The Coordinator's rejections tend to be about specification gaps rather than implementation details. When it rejected the first charter draft during HermesOrg's initial end-to-end test, the rejection wasn't a stylistic critique — it was an observation that success_criteria described the project's general goal rather than measurable outcomes. The field was populated; it wasn't hollow by accident. The PM persona had written what seemed reasonable given the project brief. But the Coordinator, reading without production context, saw a field that would leave Engineering with insufficient definition of "done."

That's a different kind of feedback than "you could phrase this differently." It's a structural observation: downstream phases can't proceed confidently from this artifact. The PM rewrote the criteria to be specific and verifiable. The subsequent Engineering output was noticeably more precise for it.

A producer reviewing its own work might have read that same success_criteria and found it adequate — because it knew what it meant. The Coordinator didn't know what it meant. It could only read what was there.
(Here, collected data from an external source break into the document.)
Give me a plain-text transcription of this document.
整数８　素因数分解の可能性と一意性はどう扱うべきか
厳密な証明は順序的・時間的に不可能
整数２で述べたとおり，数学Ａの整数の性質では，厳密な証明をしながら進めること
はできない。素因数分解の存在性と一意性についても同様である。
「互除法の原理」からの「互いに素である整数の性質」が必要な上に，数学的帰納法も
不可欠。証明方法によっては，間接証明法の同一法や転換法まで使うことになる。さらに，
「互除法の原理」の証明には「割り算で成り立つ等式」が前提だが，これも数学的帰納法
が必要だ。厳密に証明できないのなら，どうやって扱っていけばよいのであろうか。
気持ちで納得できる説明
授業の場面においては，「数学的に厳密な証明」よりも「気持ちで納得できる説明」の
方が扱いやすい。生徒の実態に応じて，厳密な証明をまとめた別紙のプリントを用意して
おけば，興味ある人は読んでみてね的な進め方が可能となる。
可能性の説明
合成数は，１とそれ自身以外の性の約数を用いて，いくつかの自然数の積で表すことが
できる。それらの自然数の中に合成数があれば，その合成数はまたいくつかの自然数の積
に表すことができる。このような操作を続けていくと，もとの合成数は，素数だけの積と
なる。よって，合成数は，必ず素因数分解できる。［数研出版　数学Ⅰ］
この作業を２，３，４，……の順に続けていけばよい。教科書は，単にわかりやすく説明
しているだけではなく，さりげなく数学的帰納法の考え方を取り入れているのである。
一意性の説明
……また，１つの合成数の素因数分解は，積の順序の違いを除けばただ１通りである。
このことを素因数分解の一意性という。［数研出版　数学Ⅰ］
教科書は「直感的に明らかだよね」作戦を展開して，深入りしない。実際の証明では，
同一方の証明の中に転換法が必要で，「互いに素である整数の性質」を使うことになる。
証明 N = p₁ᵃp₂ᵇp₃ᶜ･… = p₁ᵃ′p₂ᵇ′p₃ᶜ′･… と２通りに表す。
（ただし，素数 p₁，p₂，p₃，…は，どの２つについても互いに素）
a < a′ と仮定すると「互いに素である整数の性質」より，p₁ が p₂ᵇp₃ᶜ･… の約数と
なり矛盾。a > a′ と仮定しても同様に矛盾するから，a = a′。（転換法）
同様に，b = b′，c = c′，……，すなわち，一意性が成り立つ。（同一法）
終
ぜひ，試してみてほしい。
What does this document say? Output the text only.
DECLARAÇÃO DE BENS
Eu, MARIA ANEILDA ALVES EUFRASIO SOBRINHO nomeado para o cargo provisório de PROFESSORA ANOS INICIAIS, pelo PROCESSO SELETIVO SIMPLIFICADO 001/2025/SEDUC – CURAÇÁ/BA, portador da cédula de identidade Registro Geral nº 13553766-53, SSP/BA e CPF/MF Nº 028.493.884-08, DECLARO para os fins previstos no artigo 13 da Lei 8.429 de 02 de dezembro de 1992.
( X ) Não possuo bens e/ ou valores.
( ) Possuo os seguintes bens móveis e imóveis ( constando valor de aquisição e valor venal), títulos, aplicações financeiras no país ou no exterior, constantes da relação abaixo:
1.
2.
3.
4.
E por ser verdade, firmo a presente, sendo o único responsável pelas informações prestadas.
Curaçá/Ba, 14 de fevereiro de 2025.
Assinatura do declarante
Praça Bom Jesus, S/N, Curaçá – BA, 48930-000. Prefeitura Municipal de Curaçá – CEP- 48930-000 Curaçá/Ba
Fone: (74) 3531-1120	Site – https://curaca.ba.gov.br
Why the rejection format matters

When the Coordinator rejects an artifact, the rejection reason becomes the input to the repair task. The PM persona that wrote the charter doesn't receive a general critique — it receives a specific structured reason and rewrites the artifact to address it. This means the Coordinator can't afford to be vague. A rejection that says "insufficient" is useless to the repair cycle. A rejection that says "success_criteria lacks measurable acceptance tests; rewrite with verifiable conditions" gives the downstream persona something actionable.
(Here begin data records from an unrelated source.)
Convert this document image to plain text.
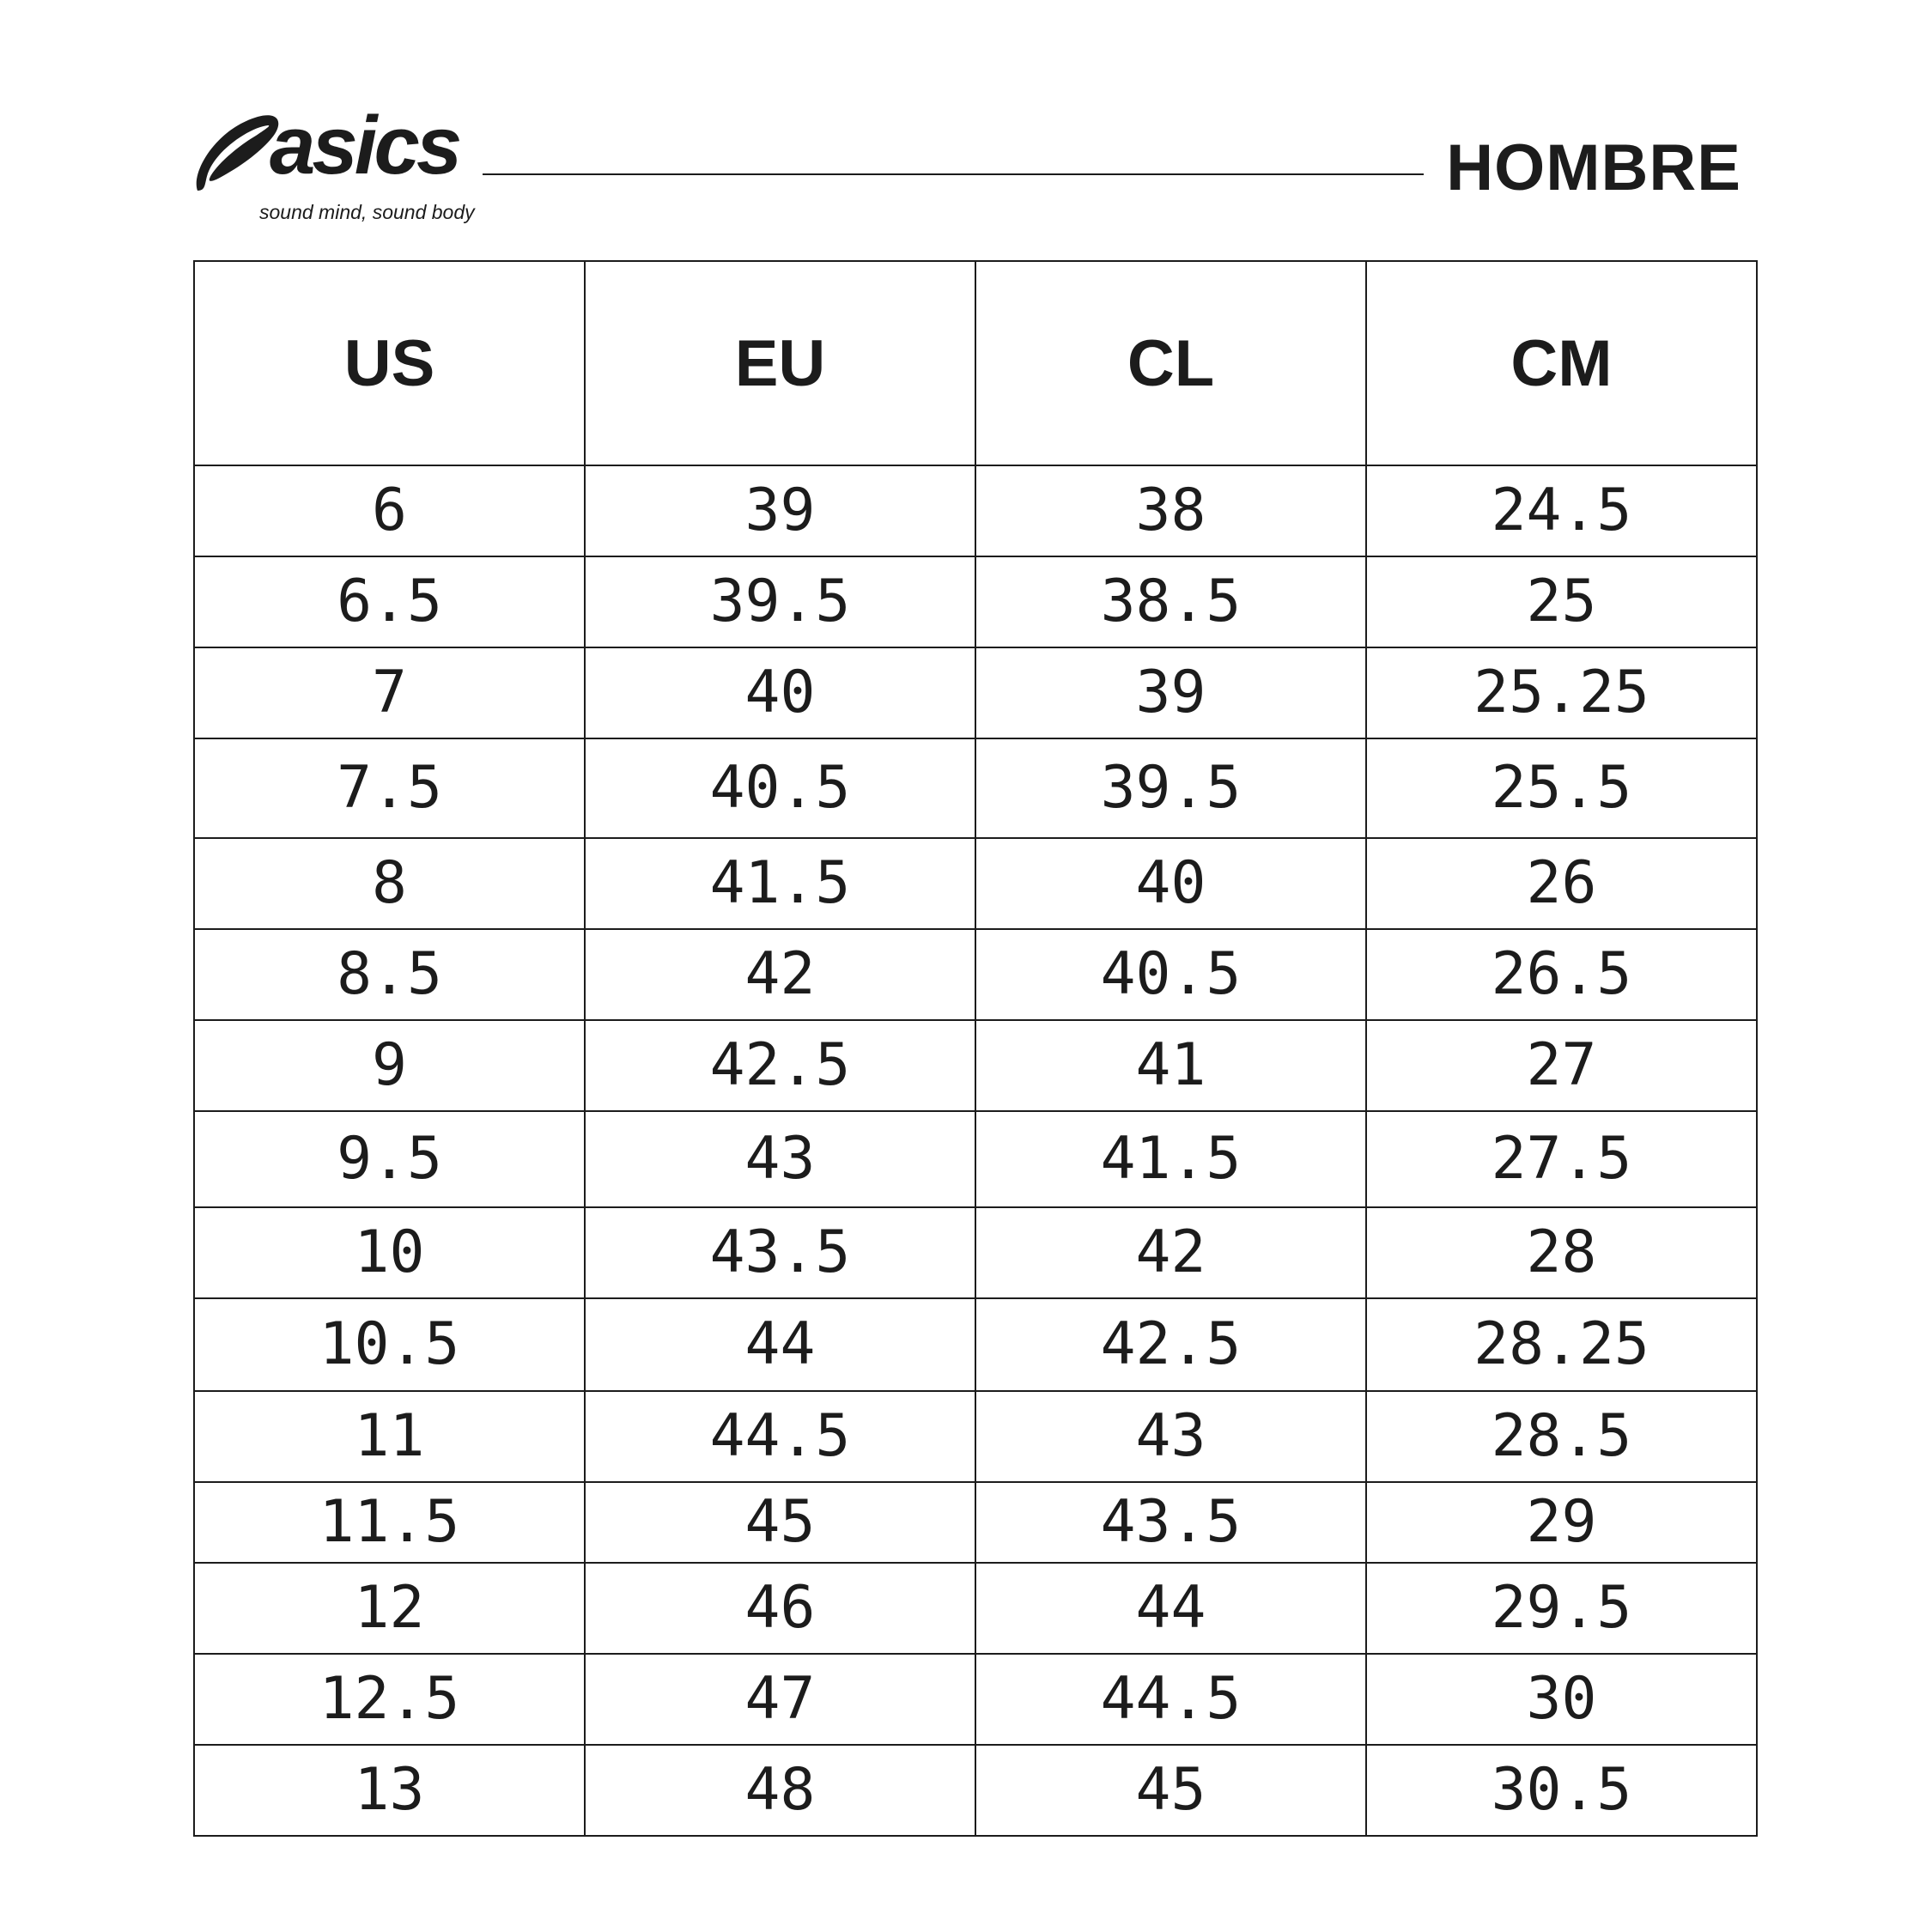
asics
sound mind, sound body
HOMBRE
US	EU	CL	CM
6	39	38	24.5
6.5	39.5	38.5	25
7	40	39	25.25
7.5	40.5	39.5	25.5
8	41.5	40	26
8.5	42	40.5	26.5
9	42.5	41	27
9.5	43	41.5	27.5
10	43.5	42	28
10.5	44	42.5	28.25
11	44.5	43	28.5
11.5	45	43.5	29
12	46	44	29.5
12.5	47	44.5	30
13	48	45	30.5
This requirement forces discipline on the Coordinator itself. It can't emit an unhappy-path signal without explaining what specifically is missing. The output format is doing real work: it prevents the Coordinator from becoming a veto process with no informational content, and it ensures that repair cycles converge rather than iterate on guesswork.

The Coordinator can't evaluate what it can't observe. It can't run the code. It can't verify that tests actually test what they claim to test. It can't assess whether an architecture is sound from a performance or security perspective. These are genuine limits of static artifact review, and they're not addressed by making the review more thorough — they're structural.
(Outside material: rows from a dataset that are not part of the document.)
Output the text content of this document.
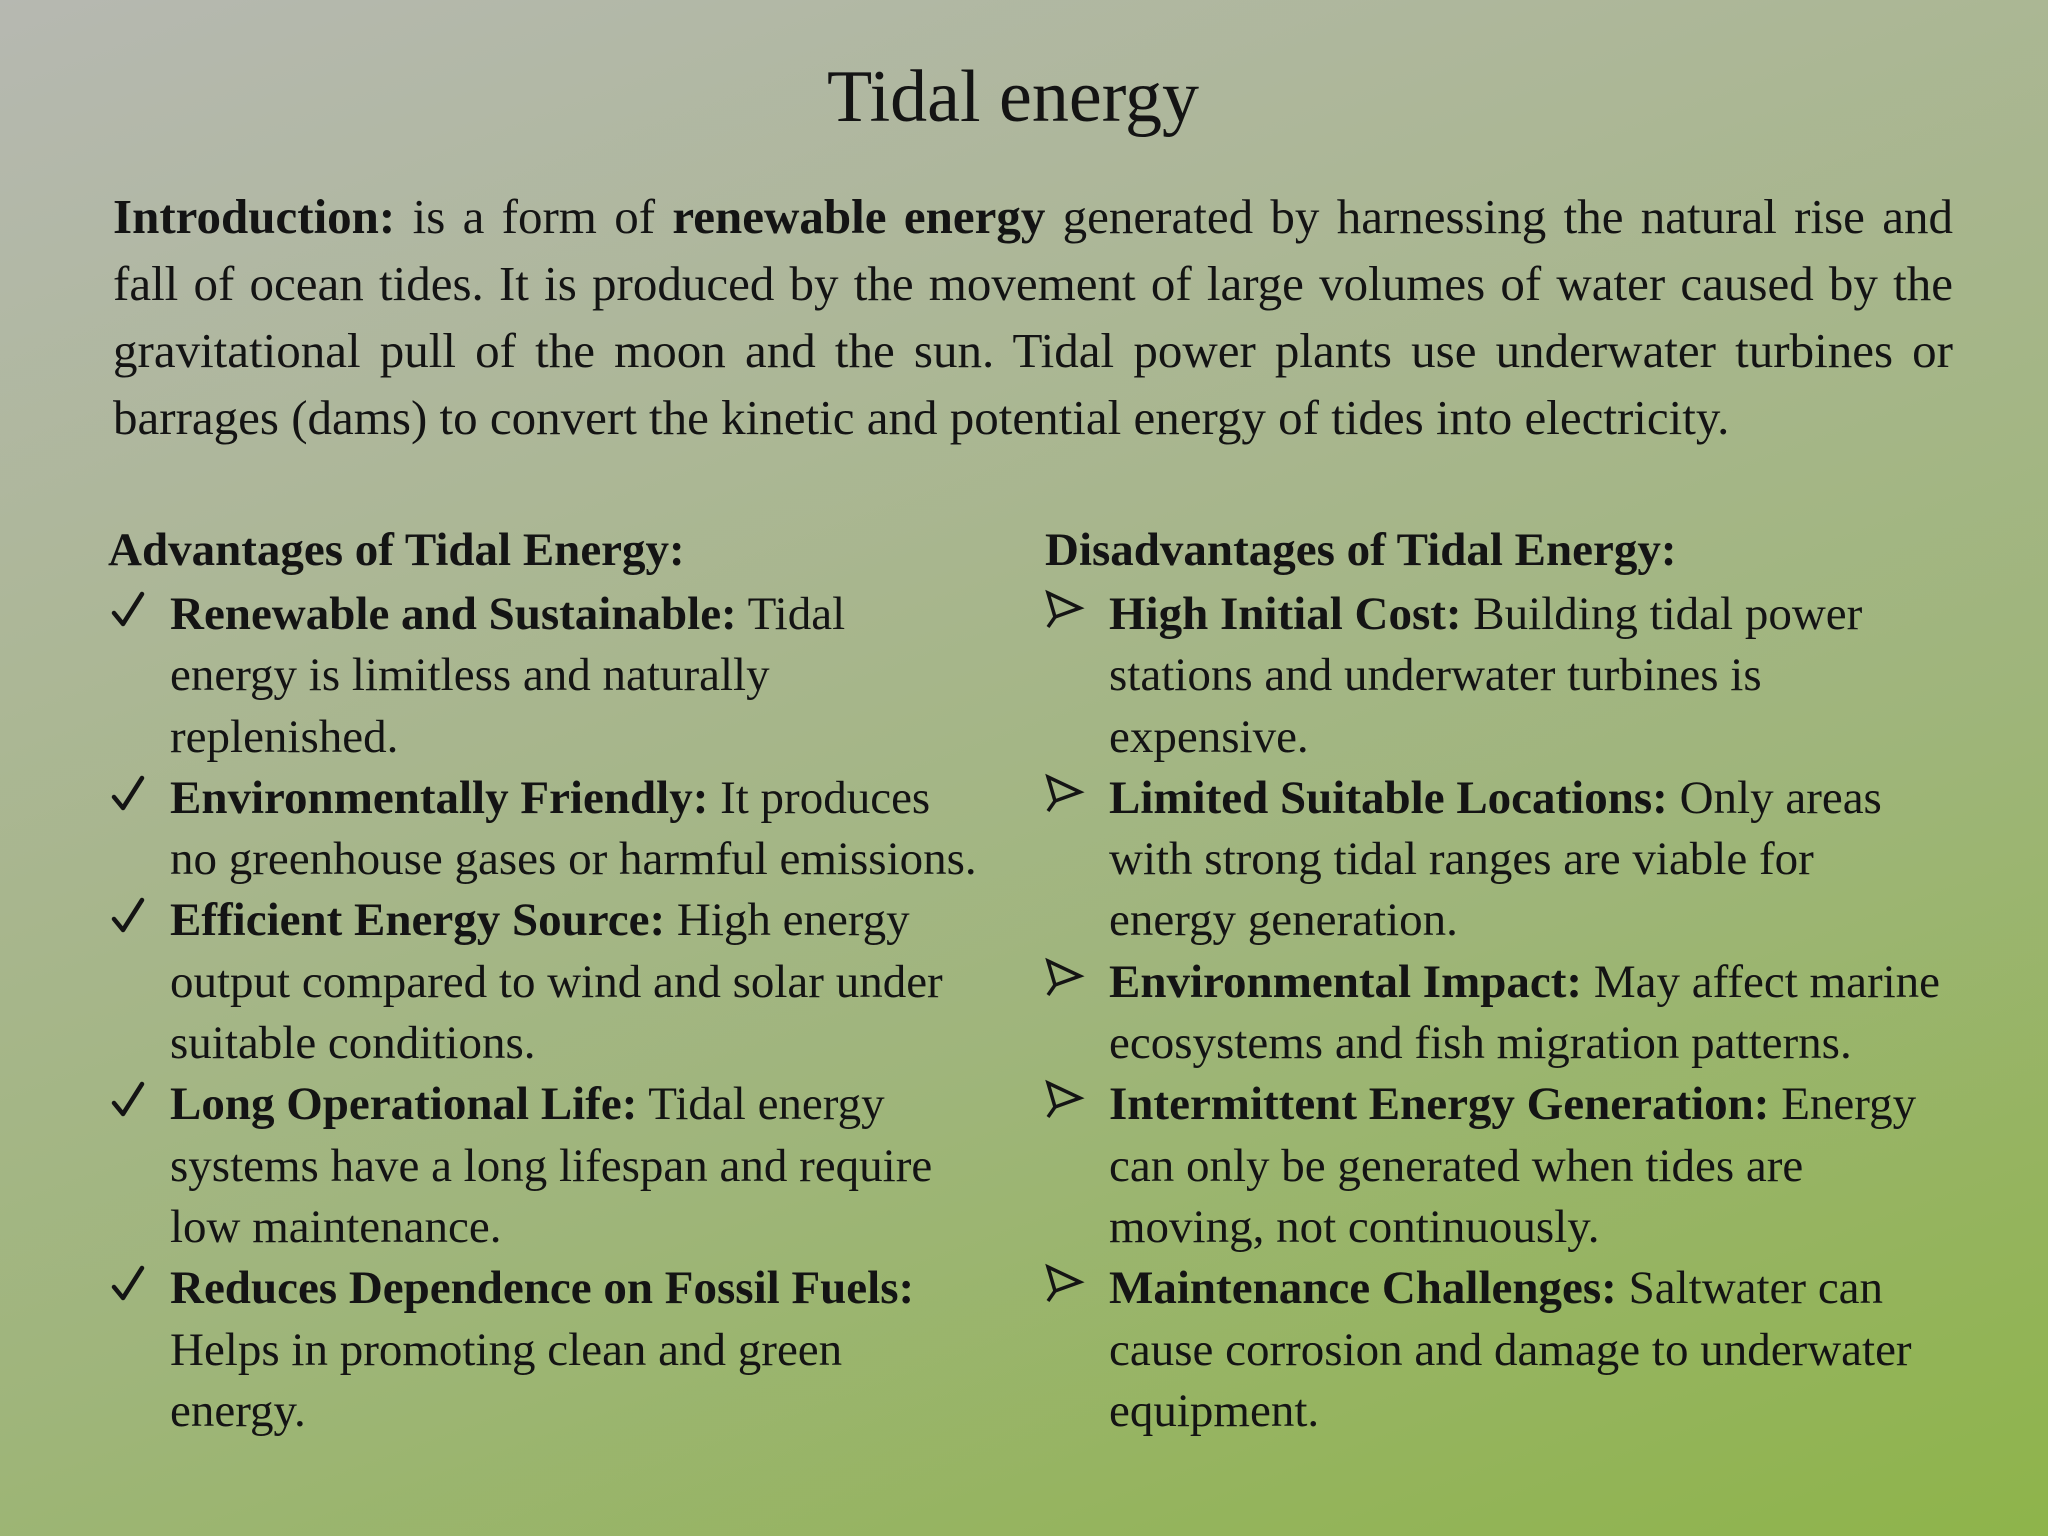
Tidal energy

Introduction: is a form of renewable energy generated by harnessing the natural rise and fall of ocean tides. It is produced by the movement of large volumes of water caused by the gravitational pull of the moon and the sun. Tidal power plants use underwater turbines or barrages (dams) to convert the kinetic and potential energy of tides into electricity.

Advantages of Tidal Energy:
Renewable and Sustainable: Tidal energy is limitless and naturally replenished.
Environmentally Friendly: It produces no greenhouse gases or harmful emissions.
Efficient Energy Source: High energy output compared to wind and solar under suitable conditions.
Long Operational Life: Tidal energy systems have a long lifespan and require low maintenance.
Reduces Dependence on Fossil Fuels: Helps in promoting clean and green energy.
Disadvantages of Tidal Energy:
High Initial Cost: Building tidal power stations and underwater turbines is expensive.
Limited Suitable Locations: Only areas with strong tidal ranges are viable for energy generation.
Environmental Impact: May affect marine ecosystems and fish migration patterns.
Intermittent Energy Generation: Energy can only be generated when tides are moving, not continuously.
Maintenance Challenges: Saltwater can cause corrosion and damage to underwater equipment.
What the Coordinator is reliable at is the narrower class of errors that surface in the artifact itself: specification ambiguity, missing mandatory fields, hollow placeholders, structural gaps that will cascade into downstream phases if left uncaught. For this class of errors, blind review is remarkably effective — precisely because it can't reason around them using production context.

The design accepts those limits explicitly. HermesOrg does not have a QA process that can verify functional correctness at the level of running code. What it has is a review process that can verify artifact quality at the level of the specification. That's the scope the Coordinator is designed for, and it stays in scope.

The asymmetry is the value

Every other persona in HermesOrg produces artifacts that will be evaluated. The PM persona's charter goes to the Coordinator. Engineering's task plan goes to the Coordinator. The implementation artifacts go through QA review. Every producing persona has a stake in its output — it's assigned the task, it does the work, it submits a result.

The Coordinator has no stake in the work. It wasn't assigned the task. It doesn't know who produced the artifact. It has no investment in the outcome of the review. Its only function is to assess whether the artifact fulfills the spec.

That asymmetry is the source of its value. A review process with a stake in the work — even a slight one — tends to find what it's looking for. A review process with no stake can only read what's there. The Coordinator's blindness isn't a constraint to be worked around. It's the mechanism that makes the review worth running.

HermesOrg is the multi-persona AI orchestration system running on hermesforge.dev. This is the fourth post in the hermesorg build narrative arc.